9 comments on “About the Author

  1. Kathleen B. says:

    Hello, there. I’m not a blogger and so my apologies for not even knowing your name; I can’t seem to find it on your blog! I’m looking at possible photos to use for my company’s website and my team really loves your “Misty lake waters in a New England fall.” What would it take for us to use this photo on our website? Thanks for your help and I look forward to hearing from you.

    • EarthKnight says:

      Hi Kathleen,
      My name is Neahga Leonard, it’s in the last sentence of this page.

      Thank you for your interest, let’s continue the discussion via email.

  2. Anna says:

    Hi Neahga!
    We met you on the boat to Cat Ba Island and had an interesting talk (well, your talk was pretty much more interesting :-) ). I am sitting in my office in Dusseldorf, Germany, right now, just looked out the window and for some reason I remembered you telling about your blog. I think it was my wanderlust making me think of the Vietnam trip. So I googled your blog… and… what can I say… I am just overwhelmed by your photos, your experiences and your way of life you choosed to live.
    Just keep on doing so!
    Hope you have a great time over there!

    Anna & Daniel

    • EarthKnight says:

      Hi Anna,

      I recall you and Daniel well. Thanks for the excellent compliments!!

      I hope the two of you enjoyed Vietnam and the rest of your travels. There is a chance I’ll be in Germany sometime later in the year. If so I may send you an email :)

  3. Hi Neahga, this is an inspiring account of your journeying through ‘earth’s quests. Your blog is informative and i admire your tenacity and outlook. This anthropocene epoch and the rate of species extinctions is alarming. I have an interest in non-human primates, and here in the Cape particularly the Chacma baboons. You have caught my interest in your new location and work with the Cat Ba langurs. I have seen pictures of them, but didn’t know that they are so critically endangered. I see that you have a ‘reblog’ button and i don’t see any copyright notices on your site so i’m assuming that it’s okay to reblog your latest entry.

    • EarthKnight says:

      Hello, thank you for the kind words. The Cape Baboons are fascinating, I wish you the best in your work with them.
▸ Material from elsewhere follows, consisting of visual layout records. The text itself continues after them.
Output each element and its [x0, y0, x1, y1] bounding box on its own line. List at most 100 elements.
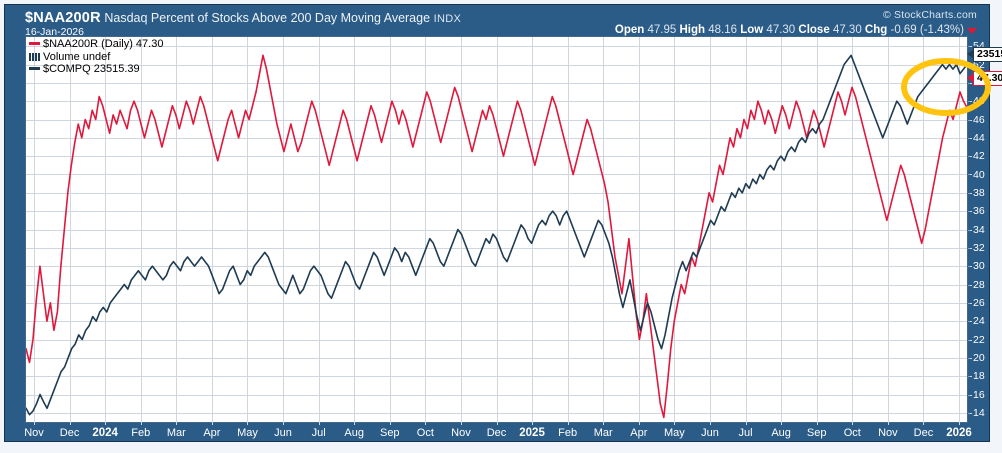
y-tick-mark [968, 46, 972, 47]
down-arrow-icon [967, 28, 977, 34]
x-tick-label: Nov [24, 427, 44, 439]
y-tick-label: 34 [973, 223, 985, 236]
y-tick-label: 30 [973, 260, 985, 273]
x-tick-mark [141, 422, 142, 425]
legend-label-compq: $COMPQ 23515.39 [43, 63, 140, 75]
series-line-compq [26, 54, 967, 416]
y-tick-mark [968, 120, 972, 121]
x-tick-label: Sep [379, 427, 400, 439]
x-tick-mark [70, 422, 71, 425]
y-tick-mark [968, 321, 972, 322]
y-tick-mark [968, 138, 972, 139]
x-tick-mark [212, 422, 213, 425]
y-minor-tick [968, 101, 970, 102]
legend-item-naa200r[interactable]: $NAA200R (Daily) 47.30 [29, 38, 163, 51]
x-tick-label: 2024 [92, 427, 118, 439]
x-tick-label: Dec [59, 427, 80, 439]
legend-label-naa200r: $NAA200R (Daily) 47.30 [43, 38, 164, 50]
y-tick-label: 36 [973, 205, 985, 218]
x-tick-label: Sep [806, 427, 827, 439]
y-minor-tick [968, 376, 970, 377]
x-tick-mark [532, 422, 533, 425]
y-minor-tick [968, 83, 970, 84]
x-tick-mark [497, 422, 498, 425]
y-tick-label: 48 [973, 95, 985, 108]
y-tick-label: 28 [973, 278, 985, 291]
y-tick-mark [968, 303, 972, 304]
x-tick-mark [568, 422, 569, 425]
stockcharts-brand: © StockCharts.com [883, 9, 977, 21]
open-value: 47.95 [647, 24, 677, 36]
y-tick-label: 38 [973, 186, 985, 199]
chart-date: 16-Jan-2026 [25, 26, 84, 38]
x-tick-mark [105, 422, 106, 425]
naa200r-price-tag: 47.30 [973, 71, 1002, 86]
x-tick-mark [461, 422, 462, 425]
x-tick-label: Dec [913, 427, 934, 439]
x-tick-label: May [237, 427, 258, 439]
x-tick-label: Nov [878, 427, 898, 439]
x-tick-mark [390, 422, 391, 425]
y-minor-tick [968, 46, 970, 47]
y-minor-tick [968, 230, 970, 231]
chart-legend: $NAA200R (Daily) 47.30 Volume undef $COM… [29, 38, 163, 76]
y-minor-tick [968, 248, 970, 249]
x-tick-mark [603, 422, 604, 425]
ticker-exchange: INDX [433, 13, 462, 25]
legend-label-volume: Volume undef [43, 50, 111, 63]
y-tick-label: 18 [973, 370, 985, 383]
x-tick-label: Aug [771, 427, 791, 439]
chart-title: $NAA200R Nasdaq Percent of Stocks Above … [25, 11, 461, 26]
x-tick-label: May [663, 427, 685, 439]
x-tick-mark [852, 422, 853, 425]
y-minor-tick [968, 174, 970, 175]
y-minor-tick [968, 138, 970, 139]
line-swatch-navy-icon [29, 67, 40, 70]
legend-item-volume[interactable]: Volume undef [29, 51, 163, 64]
x-tick-label: Oct [416, 427, 434, 439]
y-tick-label: 40 [973, 168, 985, 181]
x-tick-mark [746, 422, 747, 425]
plot-area[interactable] [25, 36, 968, 423]
x-axis: Nov Dec 2024 Feb Mar Apr May Jun Jul Aug Sep Oct Nov… [24, 422, 972, 442]
x-tick-label: 2025 [519, 427, 545, 439]
y-minor-tick [968, 321, 970, 322]
chart-frame: $NAA200R Nasdaq Percent of Stocks Above … [4, 4, 1002, 442]
y-tick-label: 14 [973, 406, 985, 419]
high-label: High [679, 24, 706, 36]
y-tick-mark [968, 193, 972, 194]
compq-price-tag: 23515 [973, 47, 1002, 62]
x-tick-mark [781, 422, 782, 425]
x-tick-label: Apr [203, 427, 221, 439]
x-tick-label: Nov [451, 427, 471, 439]
x-tick-mark [923, 422, 924, 425]
y-tick-mark [968, 376, 972, 377]
y-minor-tick [968, 303, 970, 304]
y-tick-label: 54 [973, 41, 985, 52]
y-tick-label: 44 [973, 131, 985, 144]
series-line-naa200r [26, 54, 967, 419]
y-tick-label: 26 [973, 296, 985, 309]
x-tick-mark [247, 422, 248, 425]
y-tick-mark [968, 156, 972, 157]
y-minor-tick [968, 395, 970, 396]
y-tick-label: 16 [973, 388, 985, 401]
compq-tag-pointer-icon [967, 50, 973, 58]
x-tick-mark [674, 422, 675, 425]
legend-item-compq[interactable]: $COMPQ 23515.39 [29, 63, 163, 76]
x-tick-mark [34, 422, 35, 425]
quote-bar: Open 47.95 High 48.16 Low 47.30 Close 47… [615, 24, 977, 36]
x-tick-label: Jun [701, 427, 719, 439]
ticker-description: Nasdaq Percent of Stocks Above 200 Day M… [104, 11, 431, 25]
y-tick-label: 20 [973, 351, 985, 364]
x-tick-label: Feb [558, 427, 578, 439]
y-tick-mark [968, 230, 972, 231]
chg-label: Chg [864, 24, 888, 36]
y-minor-tick [968, 285, 970, 286]
y-minor-tick [968, 193, 970, 194]
y-tick-mark [968, 285, 972, 286]
close-value: 47.30 [832, 24, 862, 36]
x-tick-label: Jul [738, 427, 753, 439]
y-tick-label: 22 [973, 333, 985, 346]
      The situation with the Cat Ba Langur is dire, but that also makes the work that much more interesting and pressing.

      You, and anyone, are more than welcome to reblog anything I’ve written. The only thing I ask is that if you use photos out of context that they are credited accordingly.

      • Greetings through the ether Neahga. I’ll be following your work with interest. Will certainly respect your wishes on photo accreditation. The terrain you’re working in there looks challenging… much luck to you too. Liz.

      • EarthKnight says:

        Thank you Liz. It looks like you have an interesting life as well. I am a little envious of the diversity and size of the wildlife you have in South Africa. Maybe I’ll get a chance to visit and see it first hand at some point.

  4. You’ve quite an adventurous life, and I loved your About page. As a nature lover myself, I hope to do all this someday.